Maybe it was due to budget restraints for an already-expensive show, creative decisions by showrunners David Benioff and D.B. Weiss, or a combination of the two, but animation could and should allow for the studio and writing team to get more imaginative about the wondrous side of this dark fantasy world.
The mysterious Shadow Lands beyond Asshai is one such enticing prospect, as this region has been described with ominous tones and has even been claimed to be the origins of dragons. Even more ghostly tales have come from it than just the iconic beasts, such as demons and an ancient ghost city that even dark magic practitioners are terrified of.

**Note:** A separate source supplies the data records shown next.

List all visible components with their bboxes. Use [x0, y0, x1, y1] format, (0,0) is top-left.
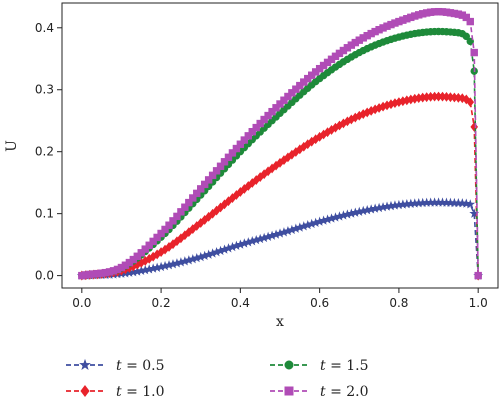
data-point [465, 199, 476, 209]
data-point [474, 271, 482, 280]
data-point [466, 17, 474, 26]
data-point [204, 176, 213, 184]
legend-label: t = 1.0 [116, 384, 165, 400]
x-tick-label: 0.8 [389, 296, 408, 310]
data-point [462, 32, 470, 41]
data-point [181, 203, 189, 211]
legend-marker [79, 358, 91, 370]
data-point [216, 162, 225, 170]
data-point [260, 115, 268, 124]
data-point [228, 149, 237, 157]
legend-item: t = 1.5 [270, 358, 369, 374]
y-tick-label: 0.2 [35, 145, 54, 159]
plot-frame [61, 2, 499, 289]
data-point [200, 180, 209, 189]
data-point [280, 96, 288, 104]
series-line [81, 30, 479, 277]
series-square [78, 7, 482, 280]
data-point [208, 171, 217, 180]
legend: t = 0.5 t = 1.5 t = 1.0 t = 2.0 [66, 358, 369, 400]
x-tick-label: 0.2 [152, 296, 171, 310]
data-point [268, 107, 276, 116]
data-point [220, 158, 229, 166]
data-point [272, 104, 280, 112]
data-point [466, 97, 475, 108]
data-point [197, 185, 205, 193]
plot-area [76, 7, 484, 281]
legend-item: t = 0.5 [66, 358, 165, 374]
x-axis-label: x [276, 314, 284, 330]
y-axis: 0.0 0.1 0.2 0.3 0.4 [35, 21, 62, 283]
data-point [276, 100, 284, 108]
data-point [212, 167, 221, 175]
data-point [256, 119, 264, 128]
y-tick-label: 0.0 [35, 269, 54, 283]
legend-item: t = 2.0 [270, 384, 369, 400]
data-point [153, 233, 161, 242]
legend-marker [80, 385, 90, 397]
legend-label: t = 2.0 [320, 384, 369, 400]
data-point [470, 48, 478, 57]
data-point [240, 136, 249, 144]
data-point [236, 140, 245, 148]
data-point [244, 132, 252, 140]
data-point [470, 122, 478, 132]
data-point [165, 221, 173, 229]
legend-label: t = 1.5 [320, 358, 369, 374]
legend-item: t = 1.0 [66, 384, 165, 400]
data-point [232, 144, 241, 153]
data-point [173, 212, 181, 221]
data-point [252, 123, 260, 132]
data-point [141, 245, 149, 253]
data-point [224, 153, 233, 162]
y-tick-label: 0.1 [35, 207, 54, 221]
legend-marker [284, 360, 294, 370]
data-point [157, 229, 165, 238]
data-point [185, 198, 193, 207]
data-point [169, 217, 177, 225]
data-point [264, 111, 272, 120]
legend-marker [284, 386, 294, 396]
x-tick-label: 0.6 [310, 296, 329, 310]
x-axis: 0.0 0.2 0.4 0.6 0.8 1.0 [72, 288, 488, 310]
series-line [81, 10, 479, 277]
data-point [462, 13, 470, 22]
x-tick-label: 0.4 [231, 296, 250, 310]
x-tick-label: 1.0 [469, 296, 488, 310]
series-line [81, 95, 479, 277]
data-point [248, 128, 256, 136]
series-circle [78, 27, 482, 280]
data-point [149, 237, 157, 246]
data-point [161, 225, 169, 234]
data-point [193, 189, 201, 198]
y-axis-label: U [4, 140, 20, 152]
y-tick-label: 0.4 [35, 21, 54, 35]
x-tick-label: 0.0 [72, 296, 91, 310]
legend-label: t = 0.5 [116, 358, 165, 374]
y-tick-label: 0.3 [35, 83, 54, 97]
data-point [177, 208, 185, 216]
data-point [145, 241, 153, 249]
data-point [189, 194, 197, 202]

Even the Free Cities of Essos that audiences were given a taste of through Arya Stark’s adventures training under the Faceless Men and their god could be a good template, as the nine cities have deep history when it comes to the mythological, magical, and even occult customs of its people.
Political intrigue understandably makes up a strong chunk of what makes Game of Thrones so compelling and establishes a lot of the worldbuilding in its own right, but it’s time that its spinoffs get more inventive with the fantasy aspect.
This might be an unlikely development considering the current uncertainty behind the merger, but using the HBO Max platform for animated originals could span TV and film. The new leadership at Warner Bros. Discovery CEO has given the ax to many originals, including TV shows and movies, and animated works have been forced onto the chopping block as well.
Nonetheless, the sheer power behind Game of Thrones as a series and brand might make it a rare exception. While Netflix is dealing with its own problems, it’s also doubled down on animated adaptations of video games and the like in both formats.
One example is The Witcher: Nightmare of the Wolf, which is an animated prequel movie to the mainline TV series centered around Geralt’s mentor Vesemir. With the backing of HBO money and the creative pedigree behind the brand, letting the stories dictate whether a long-running series, limited series, or a movie is in order could pave the way for exciting new directions for the GoT franchise.
Regardless of what the specifics turn out to be or the lore that’s adapted, investing in animation would be an excellent way to expand this world into a widely immersive and diverse on-screen universe.
Game of Thrones is available to watch now on both HBO and HBO Max, with House of the Dragon set to premiere on August 21 on both platforms as well.